Il faut même que vous vous accoutumiez à savoir passer de l’oraison à toutes sortes d’actions que votre vacation et profession requiert justement et légitimement de vous, quoiqu’elles semblent bien éloignées des affections que nous avons reçues en l’oraison. Je veux dire, un avocat doit savoir passer de l’oraison à la plaidoirie ; le marchand, au trafic ; la femme mariée, au devoir de son mariage et au tracas de son ménage, avec tant de douceur et de tranquillité que pour cela son esprit n’en soit point troublé ; car, puisque l’un et l’autre est selon la volonté de Dieu, il faut faire le passage de l’un à l’autre en esprit d’humilité et dévotion.

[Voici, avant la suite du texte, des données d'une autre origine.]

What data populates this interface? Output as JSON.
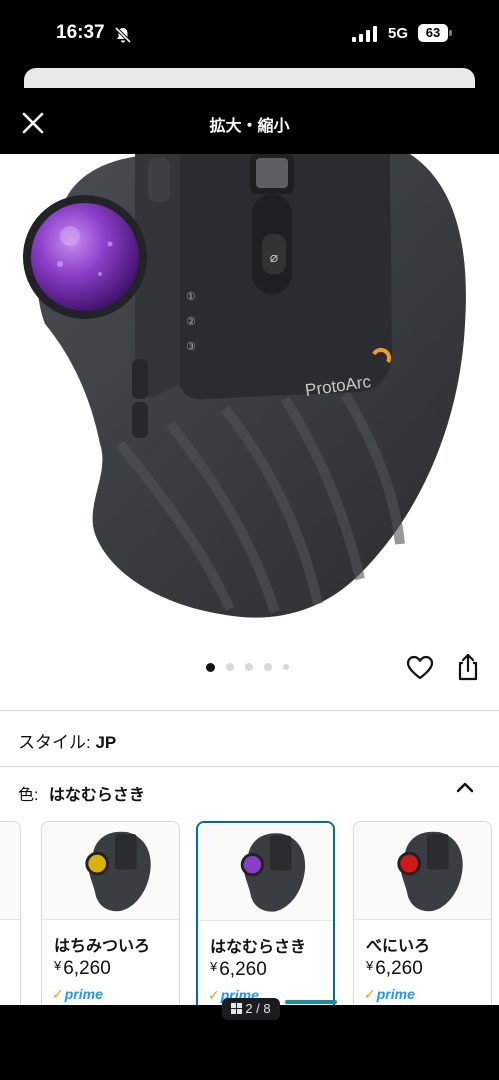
{
  "status_bar": {
    "time": "16:37",
    "network": "5G",
    "battery": "63"
  },
  "modal": {
    "title": "拡大・縮小"
  },
  "product": {
    "brand": "ProtoArc",
    "button_labels": [
      "①",
      "②",
      "③"
    ],
    "colors": {
      "accent": "#007185",
      "prime": "#1a98ff",
      "ball_purple": "#8b3fc9",
      "ball_yellow": "#d9b300",
      "ball_red": "#d01a1a"
    }
  },
  "carousel": {
    "dot_count": 5,
    "active_index": 0
  },
  "style": {
    "label": "スタイル:",
    "value": "JP"
  },
  "color": {
    "label": "色:",
    "value": "はなむらさき"
  },
  "variants": [
    {
      "name": "はちみついろ",
      "currency": "¥",
      "price": "6,260",
      "prime": "prime",
      "selected": false
    },
    {
      "name": "はなむらさき",
      "currency": "¥",
      "price": "6,260",
      "prime": "prime",
      "selected": true
    },
    {
      "name": "べにいろ",
      "currency": "¥",
      "price": "6,260",
      "prime": "prime",
      "selected": false
    }
  ],
  "pager": {
    "text": "2 / 8"
  },
  "icons": [
    "bell-slash-icon",
    "signal-icon",
    "battery-icon",
    "close-icon",
    "heart-icon",
    "share-icon",
    "chevron-up-icon",
    "grid-icon"
  ]
}
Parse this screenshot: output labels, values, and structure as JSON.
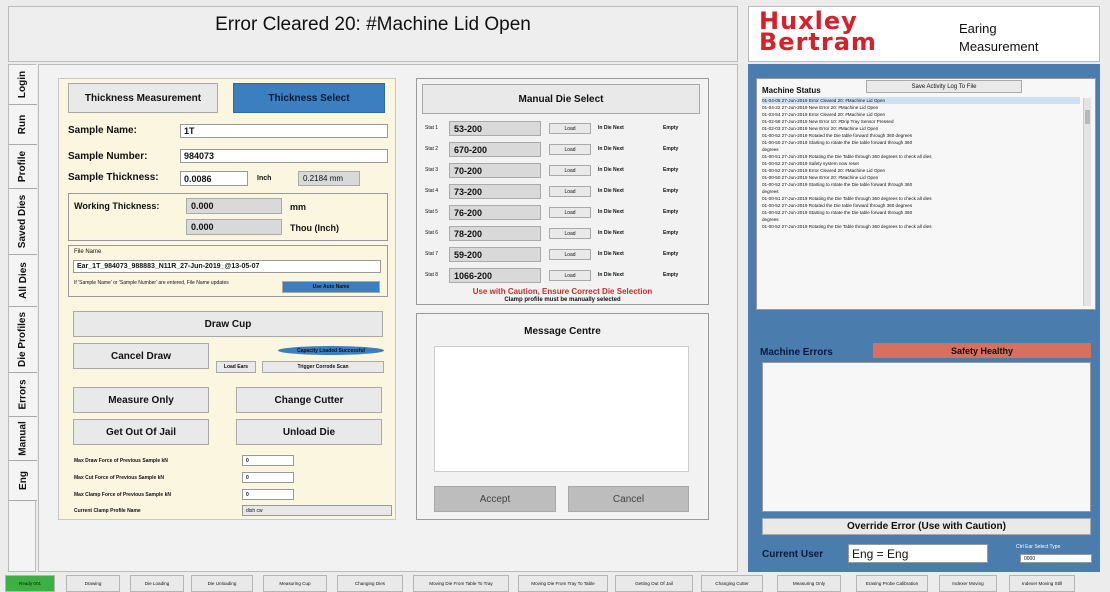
{
  "title": "Error Cleared 20: #Machine Lid Open",
  "logo": {
    "line1": "Huxley",
    "line2": "Bertram",
    "sub1": "Earing",
    "sub2": "Measurement"
  },
  "side_tabs": [
    "Login",
    "Run",
    "Profile",
    "Saved Dies",
    "All Dies",
    "Die Profiles",
    "Errors",
    "Manual",
    "Eng"
  ],
  "thickness": {
    "tab_measurement": "Thickness Measurement",
    "tab_select": "Thickness Select",
    "sample_name_label": "Sample Name:",
    "sample_name": "1T",
    "sample_number_label": "Sample Number:",
    "sample_number": "984073",
    "sample_thickness_label": "Sample Thickness:",
    "sample_thickness": "0.0086",
    "thickness_unit": "Inch",
    "thickness_mm": "0.2184 mm",
    "working_label": "Working Thickness:",
    "working_mm": "0.000",
    "working_mm_unit": "mm",
    "working_thou": "0.000",
    "working_thou_unit": "Thou (Inch)"
  },
  "file": {
    "label": "File Name",
    "value": "Ear_1T_984073_988883_N11R_27-Jun-2019_@13-05-07",
    "note": "If 'Sample Name' or 'Sample Number' are entered, File Name updates",
    "button": "Use Auto Name"
  },
  "actions": {
    "draw_cup": "Draw Cup",
    "cancel_draw": "Cancel Draw",
    "load_ears": "Load Ears",
    "capacity": "Capacity Loaded Successful",
    "trigger": "Trigger Corrode Scan",
    "measure_only": "Measure Only",
    "change_cutter": "Change Cutter",
    "get_out_of_jail": "Get Out Of Jail",
    "unload_die": "Unload Die"
  },
  "forces": [
    {
      "label": "Max Draw Force of Previous Sample kN",
      "value": "0"
    },
    {
      "label": "Max Cut Force of Previous Sample kN",
      "value": "0"
    },
    {
      "label": "Max Clamp Force of Previous Sample kN",
      "value": "0"
    },
    {
      "label": "Current Clamp Profile Name",
      "value": "dish cw"
    }
  ],
  "die": {
    "title": "Manual Die Select",
    "load_label": "Load",
    "indie_label": "In Die Next",
    "empty_label": "Empty",
    "stations": [
      {
        "station": "Stat 1",
        "value": "53-200"
      },
      {
        "station": "Stat 2",
        "value": "670-200"
      },
      {
        "station": "Stat 3",
        "value": "70-200"
      },
      {
        "station": "Stat 4",
        "value": "73-200"
      },
      {
        "station": "Stat 5",
        "value": "76-200"
      },
      {
        "station": "Stat 6",
        "value": "78-200"
      },
      {
        "station": "Stat 7",
        "value": "59-200"
      },
      {
        "station": "Stat 8",
        "value": "1066-200"
      }
    ],
    "caution": "Use with Caution, Ensure Correct Die Selection",
    "caution2": "Clamp profile must be manually selected"
  },
  "message": {
    "title": "Message Centre",
    "accept": "Accept",
    "cancel": "Cancel"
  },
  "status": {
    "title": "Machine Status",
    "log_button": "Save Activity Log To File",
    "log": [
      "01-04-05 27-Jun-2019  Error Cleared 20: #Machine Lid Open",
      "01-04-22 27-Jun-2019  New Error 20: #Machine Lid Open",
      "01-03-54 27-Jun-2019  Error Cleared 20: #Machine Lid Open",
      "01-02-58 27-Jun-2019  New Error 10: #Drip Tray Sensor Pressed",
      "01-02-03 27-Jun-2019  New Error 20: #Machine Lid Open",
      "01-00-52 27-Jun-2019  Rotated the Die table forward through 360 degrees",
      "01-00-50 27-Jun-2019  Starting to rotate the Die table forward through 360",
      "degrees",
      "01-00-51 27-Jun-2019  Rotating the Die Table through 360 degrees to check all dies",
      "01-00-52 27-Jun-2019  Safety system now reset",
      "01-00-52 27-Jun-2019  Error Cleared 20: #Machine Lid Open",
      "01-00-50 27-Jun-2019  New Error 20: #Machine Lid Open",
      "01-00-52 27-Jun-2019  Starting to rotate the Die table forward through 360",
      "degrees",
      "01-00-51 27-Jun-2019  Rotating the Die Table through 360 degrees to check all dies",
      "01-00-52 27-Jun-2019  Rotated the Die table forward through 360 degrees",
      "01-00-52 27-Jun-2019  Starting to rotate the Die table forward through 360",
      "degrees",
      "01-00-52 27-Jun-2019  Rotating the Die Table through 360 degrees to check all dies"
    ]
  },
  "errors": {
    "title": "Machine Errors",
    "status": "Safety Healthy",
    "override": "Override Error (Use with Caution)",
    "user_label": "Current User",
    "user": "Eng = Eng",
    "small_label": "Ctrl Ear Select Type",
    "small_value": "0000"
  },
  "bottom_tabs": [
    "Ready 001",
    "Drawing",
    "Die Loading",
    "Die Unloading",
    "Measuring Cup",
    "Changing Dies",
    "Moving Die From Table To Tray",
    "Moving Die From Tray To Table",
    "Getting Out Of Jail",
    "Changing Cutter",
    "Measuring Only",
    "Erasing Probe Calibration",
    "Indexer Moving",
    "Indexer Moving Still"
  ],
  "colors": {
    "accent_blue": "#3b7fc0",
    "panel_blue": "#4a7cae",
    "alert_red": "#d9705e",
    "logo_red": "#d8202a",
    "ready_green": "#3cb043"
  }
}
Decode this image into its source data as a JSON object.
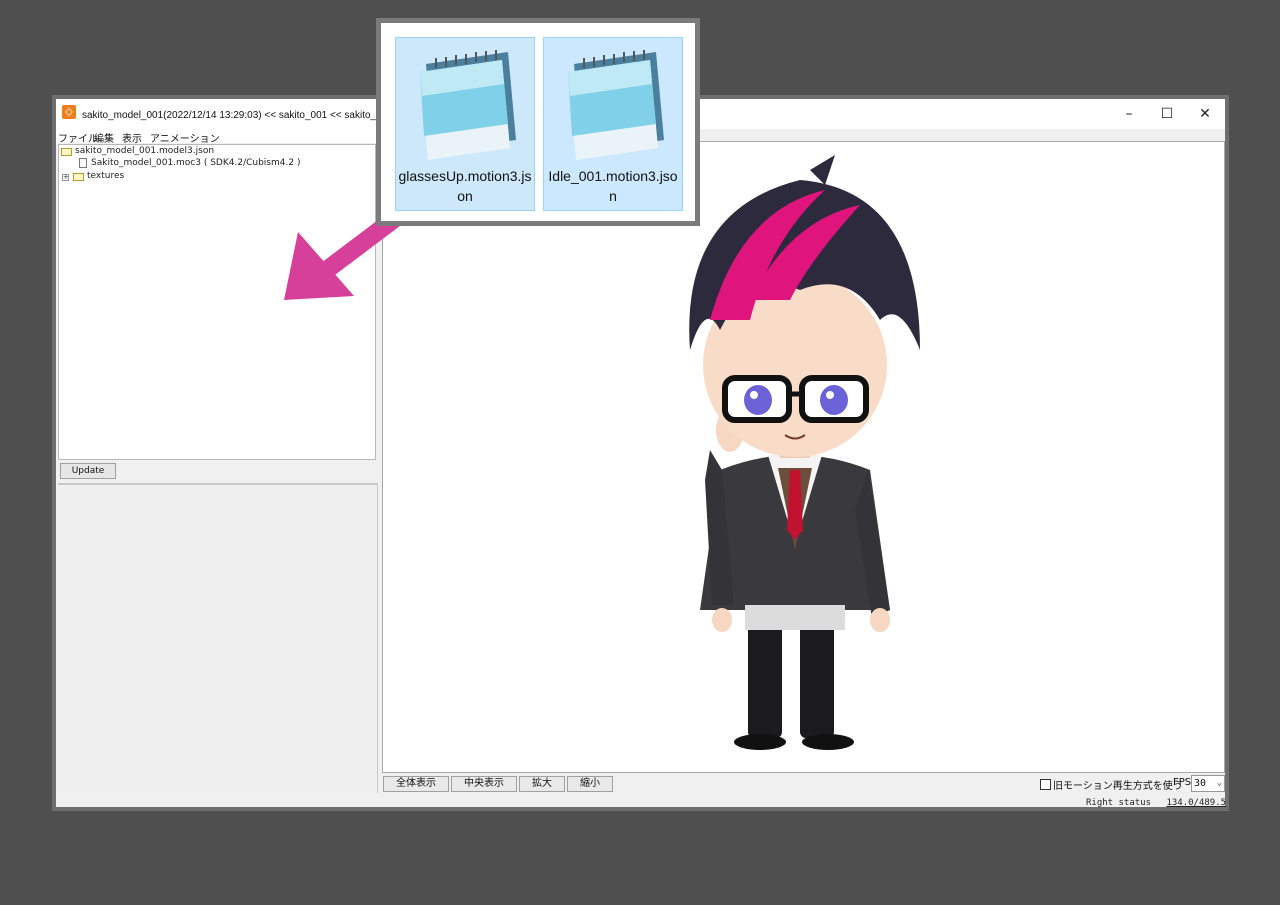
{
  "window": {
    "title": "sakito_model_001(2022/12/14 13:29:03) << sakito_001 << sakito_テス",
    "controls": {
      "minimize": "–",
      "maximize": "☐",
      "close": "✕"
    }
  },
  "menu": [
    "ファイル",
    "編集",
    "表示",
    "アニメーション"
  ],
  "tree": {
    "root": "sakito_model_001.model3.json",
    "moc": "Sakito_model_001.moc3 ( SDK4.2/Cubism4.2 )",
    "textures": "textures",
    "expander": "+"
  },
  "update_button": "Update",
  "viewer_buttons": [
    "全体表示",
    "中央表示",
    "拡大",
    "縮小"
  ],
  "old_motion_label": "旧モーション再生方式を使う",
  "fps": {
    "label": "FPS",
    "value": "30"
  },
  "status": {
    "label": "Right status",
    "coords": "134.0/489.5"
  },
  "dragged_files": [
    {
      "name": "glassesUp.motion3.json"
    },
    {
      "name": "Idle_001.motion3.json"
    }
  ],
  "colors": {
    "arrow": "#d63f9a",
    "accent_hair": "#e0147d",
    "background": "#4f4f4f"
  }
}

Il vous arrivera quelquefois qu’incontinent après la préparation, votre affection se trouvera toute émue en Dieu : alors, Philothée, il lui faut lâcher la bride, sans vouloir suivre la méthode que je vous ai donnée ; car bien que pour l’ordinaire, la considération doive précéder les affections et résolutions, si est-ce que le Saint-Esprit vous donnant les affections avant la considération, vous ne devez pas rechercher la considération, puisqu’elle ne se fait que pour émouvoir l’affection. Bref, toujours quand les affections se présenteront à vous, il les faut recevoir et leur faire place, soit qu’elles arrivent avant ou après toutes les considérations. Et quoique j’aie mis les affections après toutes les considérations, je ne l’ai fait que pour mieux distinguer les parties de l’oraison ; car au demeurant, c’est une règle générale qu’il ne faut jamais retenir les affections, ains les laisser toujours sortir quand elles se présentent. Ce que je dis non seulement pour les autres affections, mais aussi pour l’action de grâces, l’offrande et la prière qui se peuvent faire parmi les considérations ; car il ne les faut non plus retenir que les autres affections, bien que, par après, pour la conclusion de la méditation, il faille les répéter et reprendre. Mais quant aux résolutions, il les faut faire après les affections et sur la fin de toute la méditation, avant la conclusion, d’autant qu’ayant à nous représenter des objets particuliers et familiers, elles nous mettraient en danger, si nous les faisions parmi les affections, d’entrer en des distractions.
Emmi les affections et résolutions, il est bon d’user de colloque, et parler tantôt à Notre Seigneur, tantôt aux anges et aux personnes représentées aux mystères, aux saints et à soi-même, à son cœur, aux pécheurs et même aux créatures insensibles, comme l’on voit que David fait en ses psaumes, et les autres saints, en leurs méditations et oraisons.